TaskVine is our newest framework for building large scale data intensive dynamic workflows. This is the second in a series of posts giving a brief introduction to the system.A TaskVine application consists of a manager and multiple workers running in a cluster. The manager is a Python program (or C if you prefer) that defines the files and tasks making up a workflow, and gives them to the TaskVine library to run. Both the files and the tasks are distributed to the workers and put together in order to produce the results. As a general rule, data is left in place on the workers wherever possible, so that it can be consumed by later tasks, rather than bringing it back to the manager.
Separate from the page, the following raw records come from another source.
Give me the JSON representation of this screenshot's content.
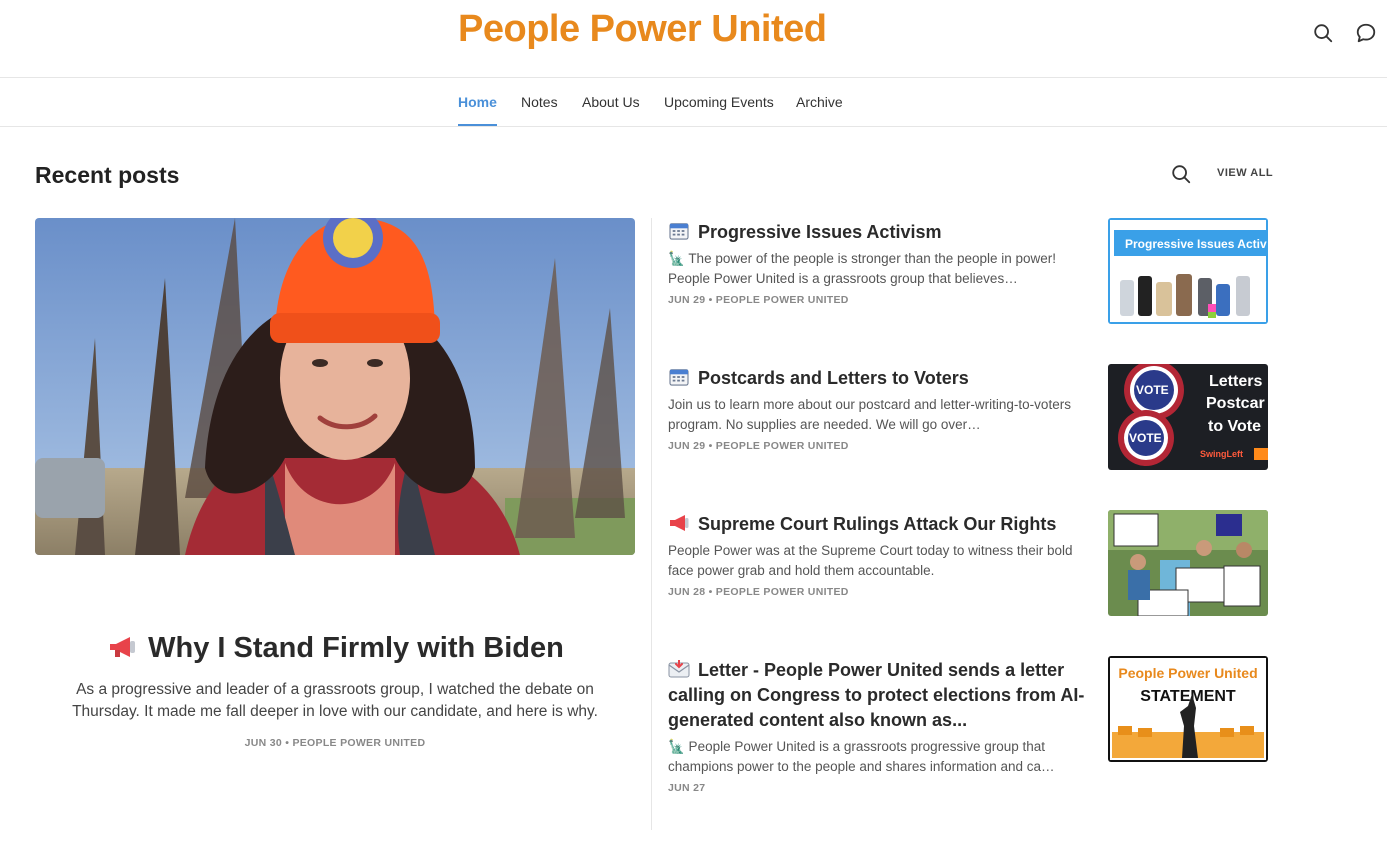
{
  "header": {
    "site_title": "People Power United"
  },
  "nav": {
    "items": [
      {
        "label": "Home",
        "active": true
      },
      {
        "label": "Notes",
        "active": false
      },
      {
        "label": "About Us",
        "active": false
      },
      {
        "label": "Upcoming Events",
        "active": false
      },
      {
        "label": "Archive",
        "active": false
      }
    ]
  },
  "section": {
    "title": "Recent posts",
    "view_all": "VIEW ALL"
  },
  "featured": {
    "emoji": "megaphone-icon",
    "title": "Why I Stand Firmly with Biden",
    "subtitle": "As a progressive and leader of a grassroots group, I watched the debate on Thursday. It made me fall deeper in love with our candidate, and here is why.",
    "meta": "JUN 30 • PEOPLE POWER UNITED"
  },
  "posts": [
    {
      "emoji": "calendar-icon",
      "title": "Progressive Issues Activism",
      "excerpt": "🗽 The power of the people is stronger than the people in power! People Power United is a grassroots group that believes…",
      "meta": "JUN 29 • PEOPLE POWER UNITED",
      "thumb_text": "Progressive Issues Activ"
    },
    {
      "emoji": "calendar-icon",
      "title": "Postcards and Letters to Voters",
      "excerpt": "Join us to learn more about our postcard and letter-writing-to-voters program. No supplies are needed. We will go over…",
      "meta": "JUN 29 • PEOPLE POWER UNITED",
      "thumb_text_1": "Letters",
      "thumb_text_2": "Postcar",
      "thumb_text_3": "to Vote",
      "thumb_badge_1": "VOTE",
      "thumb_badge_2": "VOTE",
      "thumb_brand": "SwingLeft"
    },
    {
      "emoji": "megaphone-icon",
      "title": "Supreme Court Rulings Attack Our Rights",
      "excerpt": "People Power was at the Supreme Court today to witness their bold face power grab and hold them accountable.",
      "meta": "JUN 28 • PEOPLE POWER UNITED"
    },
    {
      "emoji": "envelope-icon",
      "title": "Letter - People Power United sends a letter calling on Congress to protect elections from AI-generated content also known as...",
      "excerpt": "🗽  People Power United is a grassroots progressive group that champions power to the people and shares information and ca…",
      "meta": "JUN 27",
      "thumb_text_1": "People Power United",
      "thumb_text_2": "STATEMENT"
    }
  ],
  "colors": {
    "brand": "#e8891d",
    "nav_active": "#4a90d9",
    "thumb_blue": "#3aa0e8"
  }
}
The workflow begins by declaring the input files needed by the workflow. Here, "file" is used generally and means any kind of data asset: a single file on the filesystem, a large directory tree, a tarball downloaded from an external url, or even just a single string passed from the manager. These files are pulled into the worker nodes on the cluster as needed. Then, the manager defines tasks that consume those files. Each task consumes one or more files, and produces one or more files.
A file declaration looks like one of these:
a = FileURL("http://server.edu/path/to/data.tar.gz")
b = FileLocal("/path/to/simulate.exe")
c = FileTemp()
And then a task declaration looks like this:
t = Task("simulate.exe -i input.dat")
Tasks produce files which get consumed by more tasks until you have a large graph of the entire computation that might look like this:
To keep things clean, each task runs in a sandbox, where files are mapped in as names convenient to that task. As tasks produce outputs, they generally stay on the worker where they were created, until needed elsewhere. Later tasks that consume those outputs simply pull them from other workers as needed. (Or, in the ideal case, run on the same node where the data already is.).
A workflow might run step by step like this:
You can see that popular files will be naturally replicated through the cluster, which is why we say the workflow "grows like a vine" as it runs. When final outputs from the workflow are needed, the manager pulls them back to the head node or sends them to another storage target, as directed.